Elsewhere, L’Acte Lumière chose Louss for their recessed inground lighting, as they were able to make a dynamic white inground light, while Insta and WE-EF were chosen for the linear lighting.
Approximately fourteen kilometres of cable and 400 light sources are installed on the building, and the entire installation was completed without any drilling into the stone, only mortar joints – an important requirement for the project set by the heritage committee, owing to the cathedral’s UNESCO heritage status. On top of this, all of the bespoke clamping sleeves, collars, fixture corsets and luminaires were painted onsite with an accurate colour to match the stone. As a result of these considerations, the entire installation can be removed without causing any damage to the structure. None of the luminaires, except those in ground, are visible from the exterior, resulting in a balanced, quiet and ‘chiselled’ light, and a magnificent, poetic glow of the building.
“The lighting creates a very rich and peaceful glow that pictures can’t translate,” continued Soëtnick. “In a way, it’s a light that you have to feel, especially in the intricate layers of masonry.”
Francois-Xavier Souvay, President and CEO of Lumenpulse Group, added: “This is a very great privilege to be involved in illuminating a building of such scale and importance. It’s architecturally and historically unique, and of immeasurable significance to the region of Alsace and the whole of France.
“We felt a great responsibility to make sure that we provided an effective, sensible lighting solution that reveals the cathedral at its very best, and that will last for many years to come.”

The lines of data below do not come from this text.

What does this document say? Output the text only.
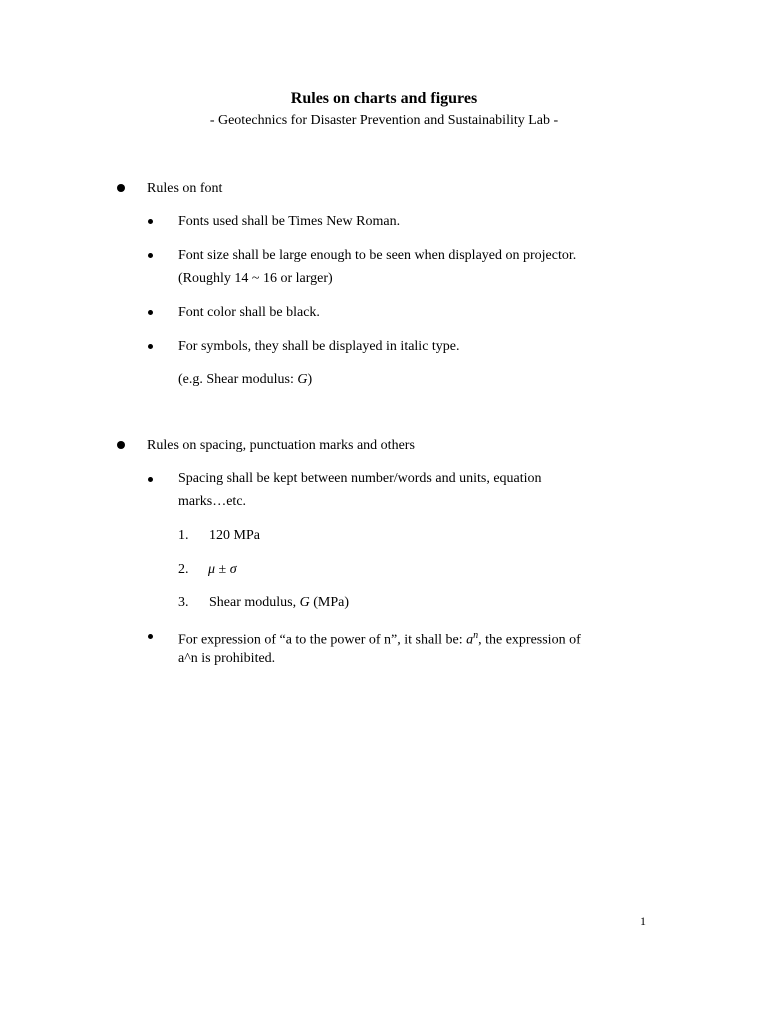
Rules on charts and figures
- Geotechnics for Disaster Prevention and Sustainability Lab -
Rules on font
Fonts used shall be Times New Roman.
Font size shall be large enough to be seen when displayed on projector.
(Roughly 14 ~ 16 or larger)
Font color shall be black.
For symbols, they shall be displayed in italic type.
(e.g. Shear modulus: G)
Rules on spacing, punctuation marks and others
Spacing shall be kept between number/words and units, equation
marks…etc.
1. 120 MPa
2. μ ± σ
3. Shear modulus, G (MPa)
For expression of “a to the power of n”, it shall be: $a^n$, the expression of
a^n is prohibited.
1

Soëtnick added: “For me, as a lover of the city of Strasbourg, I’ve been very interested in this masterpiece for a long time; its architecture, and its history. I’m always very proud when I see people staring at the building and finding intricate details that they never noticed during daylight.
“With this illumination, and the renewal of the ‘place du Chateau’ [completed by L’Acte Lumière in 2013], it’s a complete and vibrant heart for the city, and a new night icon, visible in a soft and chiseled light all around.”

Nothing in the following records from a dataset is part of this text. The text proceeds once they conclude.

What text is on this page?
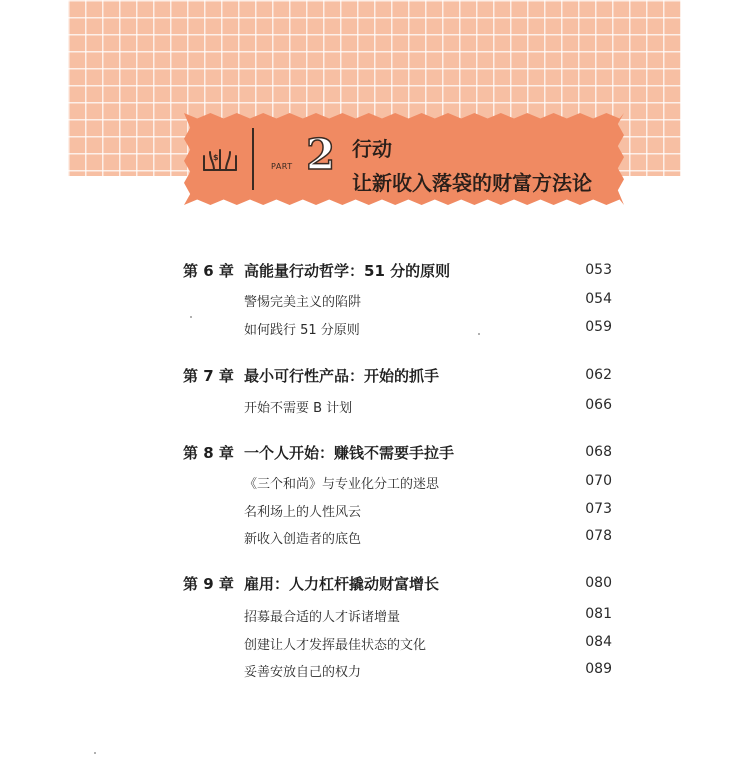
$
PART 2 行动
让新收入落袋的财富方法论
第 6 章 高能量行动哲学：51 分的原则	053
警惕完美主义的陷阱	054
如何践行 51 分原则	059
第 7 章 最小可行性产品：开始的抓手	062
开始不需要 B 计划	066
第 8 章 一个人开始：赚钱不需要手拉手	068
《三个和尚》与专业化分工的迷思	070
名利场上的人性风云	073
新收入创造者的底色	078
第 9 章 雇用：人力杠杆撬动财富增长	080
招募最合适的人才诉诸增量	081
创建让人才发挥最佳状态的文化	084
妥善安放自己的权力	089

The project itself has gained recognition on a wider scale too, picking up an Award of Excellence at the IALD Awards, while also being shortlisted for the upcoming darc awards / architectural. At the IALD Awards presentation, held in Philadelphia on 10th May, judges described the project as ‘a beautiful balance of highlighting and shadow’ and ‘an impressive technical solution – a bridge between the earth and sky, an icon of darkness and light, a monument that ignites the imagination and reveals the passion of its builders’.